Monday, May 11, 2009

It's not his fault you forgot to pack a lunch.

As Mark, the mysterious white horse, and, I assume, Andy, formulate their plan to save Rusty and the little spotted dog, a squirrel looks on as a happy family in a compact car takes a leisurely drive through the forest, unaware that just behind the bushes (or a little ways off in the forest, I can't tell), Rusty and the little spotted dog are trapped in a life or death situation with two bank robbers who are turning out to be not as smart as I had once believed (and I really didn't think that they were that smart to begin with).  Larry, Larry, Larry.  You're arguing with a child, and I'm afraid that the child just might win the argument because the kid is telling the truth and you, on the other hand, seem to have your facts a little messed up.  You see, my friend, no one made you go to that diner.  Why, when you're on the run from the law, you'd decide to stop at a sit-down eating establishment is beyond me, what with the proliferation of fast food eateries spread across this great land of ours, but stop you did.  You made the choice.  You.  Not Rusty.  You.  He was just some kid taking a picture of his folks between bites of his grilled cheese (and I'd like to once again add that had you not gone after that camera so doggedly, your presence would have probably never been noticed in the picture, or noticed only after you were long gone).  This is all you, my friend.  The boy and his dog just happened to be in the wrong place at the wrong time.  
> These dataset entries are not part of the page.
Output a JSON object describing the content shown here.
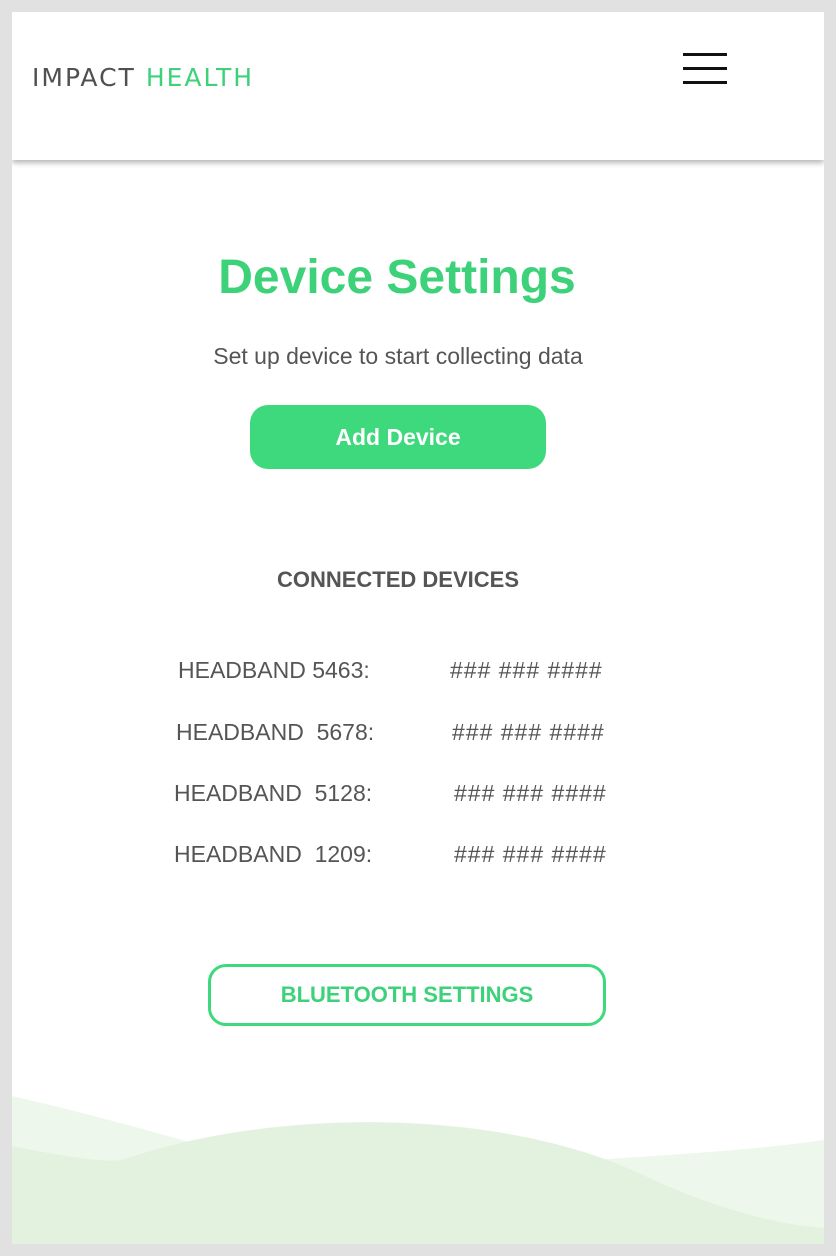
{
  "header": {
    "logo_word_1": "IMPACT",
    "logo_word_2": "HEALTH",
    "menu_icon": "hamburger-menu-icon"
  },
  "main": {
    "title": "Device Settings",
    "subtitle": "Set up device to start collecting data",
    "add_device_label": "Add Device",
    "section_title": "CONNECTED DEVICES",
    "devices": [
      {
        "name": "HEADBAND 5463:",
        "value": "### ### ####"
      },
      {
        "name": "HEADBAND  5678:",
        "value": "### ### ####"
      },
      {
        "name": "HEADBAND  5128:",
        "value": "### ### ####"
      },
      {
        "name": "HEADBAND  1209:",
        "value": "### ### ####"
      }
    ],
    "bluetooth_label": "BLUETOOTH SETTINGS"
  },
  "colors": {
    "accent": "#3dd97c",
    "text_gray": "#555555",
    "wave_light": "#e6f4e3",
    "frame": "#e1e1e1"
  }
}
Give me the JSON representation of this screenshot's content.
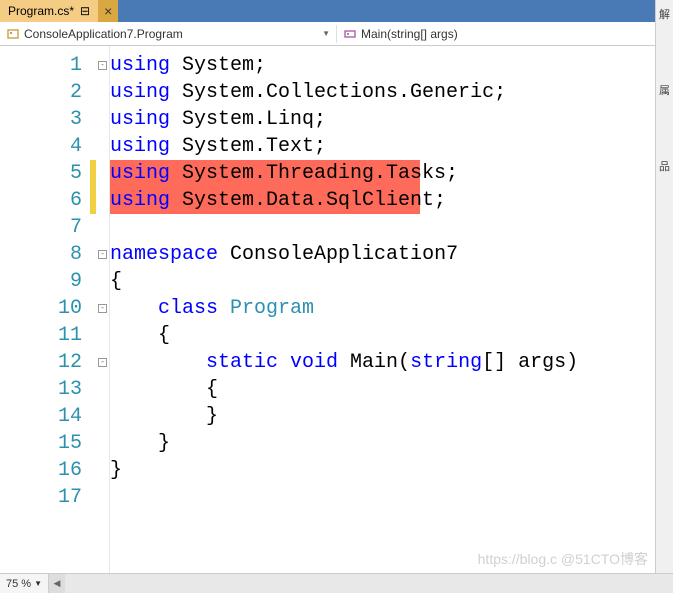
{
  "tab": {
    "title": "Program.cs*",
    "pin": "⊟"
  },
  "nav": {
    "left": "ConsoleApplication7.Program",
    "right": "Main(string[] args)"
  },
  "code": {
    "lines": [
      {
        "n": "1",
        "kw": "using ",
        "rest": "System;"
      },
      {
        "n": "2",
        "kw": "using ",
        "rest": "System.Collections.Generic;"
      },
      {
        "n": "3",
        "kw": "using ",
        "rest": "System.Linq;"
      },
      {
        "n": "4",
        "kw": "using ",
        "rest": "System.Text;"
      },
      {
        "n": "5",
        "kw": "using ",
        "rest": "System.Threading.Tasks;"
      },
      {
        "n": "6",
        "kw": "using ",
        "rest": "System.Data.SqlClient;"
      },
      {
        "n": "7",
        "kw": "",
        "rest": ""
      },
      {
        "n": "8",
        "kw": "namespace ",
        "rest": "ConsoleApplication7"
      },
      {
        "n": "9",
        "kw": "",
        "rest": "{"
      },
      {
        "n": "10",
        "kw": "    class ",
        "typ": "Program",
        "rest2": ""
      },
      {
        "n": "11",
        "kw": "",
        "rest": "    {"
      },
      {
        "n": "12",
        "kw": "        static void ",
        "rest": "Main(",
        "kw2": "string",
        "rest3": "[] args)"
      },
      {
        "n": "13",
        "kw": "",
        "rest": "        {"
      },
      {
        "n": "14",
        "kw": "",
        "rest": "        }"
      },
      {
        "n": "15",
        "kw": "",
        "rest": "    }"
      },
      {
        "n": "16",
        "kw": "",
        "rest": "}"
      },
      {
        "n": "17",
        "kw": "",
        "rest": ""
      }
    ]
  },
  "zoom": "75 %",
  "side": {
    "a": "解",
    "b": "属",
    "c": "品"
  },
  "watermark": "https://blog.c @51CTO博客"
}
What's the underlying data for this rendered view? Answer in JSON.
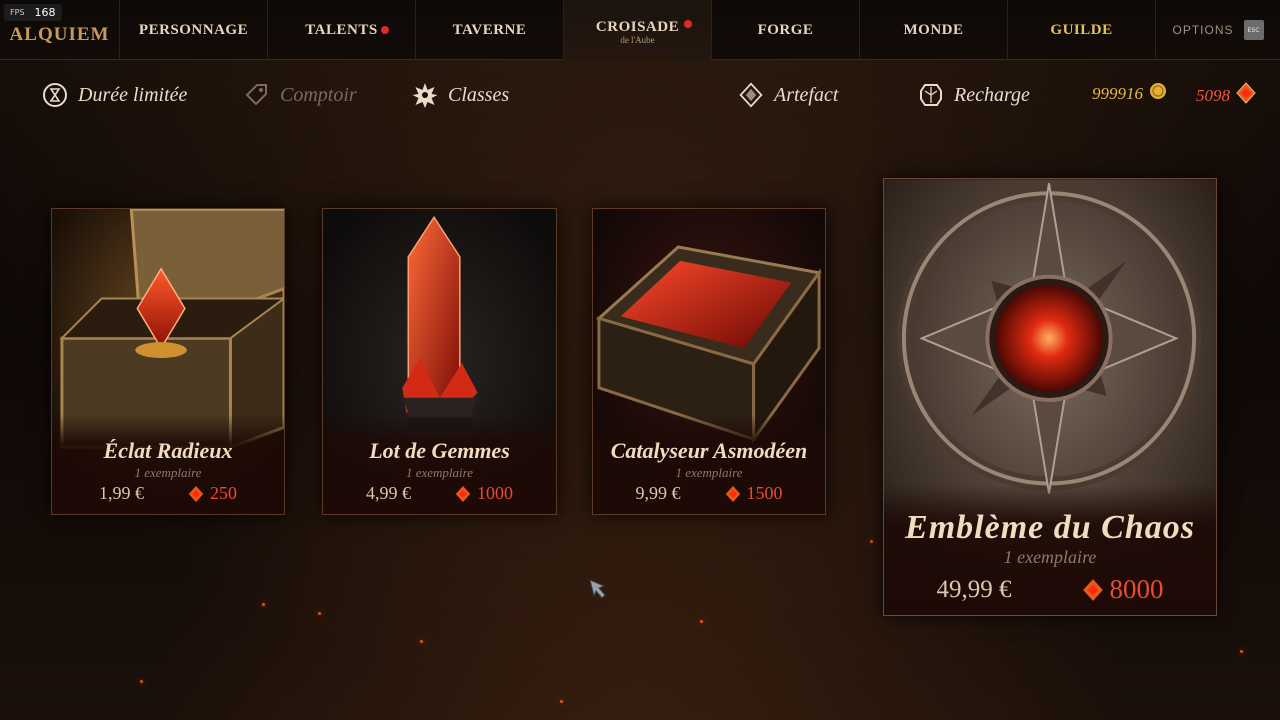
{
  "fps": {
    "label": "FPS",
    "value": "168"
  },
  "logo": "ALQUIEM",
  "nav": [
    {
      "label": "PERSONNAGE",
      "icon": "character-icon"
    },
    {
      "label": "TALENTS",
      "icon": "talents-icon",
      "notify": true
    },
    {
      "label": "TAVERNE",
      "icon": "tavern-icon"
    },
    {
      "label": "CROISADE",
      "sub": "de l'Aube",
      "icon": "crusade-icon",
      "notify": true,
      "selected": true
    },
    {
      "label": "FORGE",
      "icon": "forge-icon"
    },
    {
      "label": "MONDE",
      "icon": "world-icon"
    },
    {
      "label": "GUILDE",
      "icon": "guild-icon",
      "highlight": "#e8c25a"
    }
  ],
  "options": {
    "label": "OPTIONS",
    "key": "ESC"
  },
  "tabs": {
    "limited": "Durée limitée",
    "counter": "Comptoir",
    "classes": "Classes",
    "artifact": "Artefact",
    "recharge": "Recharge"
  },
  "currency": {
    "gold": "999916",
    "gems": "5098"
  },
  "products": [
    {
      "title": "Éclat Radieux",
      "qty": "1 exemplaire",
      "price": "1,99 €",
      "gems": "250"
    },
    {
      "title": "Lot de Gemmes",
      "qty": "1 exemplaire",
      "price": "4,99 €",
      "gems": "1000"
    },
    {
      "title": "Catalyseur Asmodéen",
      "qty": "1 exemplaire",
      "price": "9,99 €",
      "gems": "1500"
    },
    {
      "title": "Emblème du Chaos",
      "qty": "1 exemplaire",
      "price": "49,99 €",
      "gems": "8000"
    }
  ],
  "colors": {
    "accent": "#e84b35",
    "gold": "#e8c25a",
    "notify": "#e02a2a"
  }
}
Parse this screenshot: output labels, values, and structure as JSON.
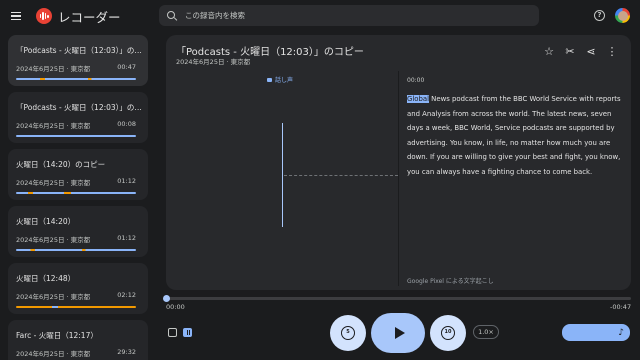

So that's Mark's plan.  The old log in the road trick.  I suppose it's better than sending Andy running out into the road to try to stop the car because knowing Moe and Larry, they'd probably just run him over or spaz out behind the wheel and drive the car directly into the mountain or whatever rock Mark is hiding behind and then Rusty and the poor little spotted dog will bite the big one and Doc and Cherry will be mad that Mark lost both cameras and the boy and his dog.  It's a good thing that dead trees seem to be plentiful in Lost Forest.  (After all, a dead tree helped save Cherry and Shelly from those mountain lions that they first scared and that Shelly later wouldn't leave well enough alone.)  Still, if I were Larry, I'd forget about the tree and be more concerned about the Jack Elrod Ball, which has somehow managed to sneak into the car and appears to be about to knock our blue-shirted criminal senseless.